Why don’t we just round up to 100 feet? Garrett McNamara streaking into the mainstream.
If Greg Long or Mark Healey or Twiggy had ridden the wave that Garrett McNamara rode in Portugal a couple of weeks ago, we’d all be dancing. Throwing buckets of icy Gatorade over his head. Congratulating him — no, thanking him — for “showing us once again that there are still waves to be discovered out there, and people with the balls to go find them.”
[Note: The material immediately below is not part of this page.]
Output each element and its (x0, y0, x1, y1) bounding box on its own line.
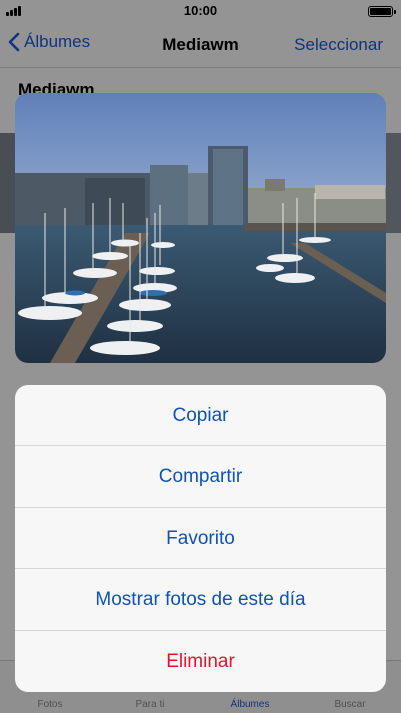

But instead we brushed him. Why? Because we, the surf world, were not involved. Because instead of seeing it on SURFING or Surfline we saw it on youtube (with over a million views) and on ESPN (“Down in Portugal Garrett was towed into a rogue wave…”) and in the Posts (Washington and Huffington). We saw it where we get our news news, not our surf news. So we wrote it off. And who measured it, anyway?
We dismissed it because it’s Garrett McNamara, as much a cowboy as a legitimate big-wave surfer. Shouldn’t he be surfing a glacier wave or paddling into Maverick’s on a GoPro-laden SUP?
And we ignored it because Garrett, or somebody in his camp, claimed it. Ninety feet. World record. And that doesn’t sit well with us because it breaks the surfer’s code, which clearly states that we must let our surfing do the talking and appreciate whatever recognition may come of it. Be quiet, be humble. Claim a wave to be half the size it actually was.
Garrett joins other code breakers with his Portuguese feat. Like Mark Visser, who surfs Jaws at night and jumps out of airplanes on Jet Skis. Never mind that he’s leaping into a flat ocean, his efforts earn him the cover of Spirit, Southwest’s in-flight magazine. And the original dissenter, Laird Hamilton, has successfully skirted the surf world and now Laird is American Express. Laird is The Wave. Laird is Vogue. Laird is Men’s Journal. Laird is kind of arrogant.
My first instinct is to hate. In fact, an earlier version of this post took the tone of most of this site’s commenters. I resented that the people who I consider to be the best in the sport — guys like Healey, Greg and Dorian, who paddle into big waves and are humble in their accomplishments — get overshadowed by people who are whipping into waves and puffing their chests. Because besides Kelly Slater, these guys are surfing’s ambassadors to the real world, and I don’t think they represent us accurately.
If you talk to most professional big-wave surfers, the ones working sponsorship deals with alcohol companies and pitching movies and TV shows to surf-hungry suits, the real world is where they want to be. It’s where the money is. The surf world is too preoccupied with contests and airs to put stickers on guns, so they seek a mainstream audience that understands the most basic allure of what they do: tall wave, small person. Which is where Garrett, Laird and Mark are winning. Sure, they’re doing it with Jet Skis, but Jane in Kansas isn’t going, “Pfff, pussies shoulda paddled it.” She doesn’t care. Hell, we didn’t care for a solid decade there. So maybe it takes some cowboys towing in and making claims to shock-and-awe Middle America and draw its attention (and precious dollars) into the sport. And then, when they become tired of the tow, those who are paddling in, our heroes, can enter the picture for fame, fortune and darlings. And isn’t that what surfing’s all about? So with that in mind I hate no more. I now say Yeehaw! Get ‘em boys! And Garrett — congrats on your 95-foot wave.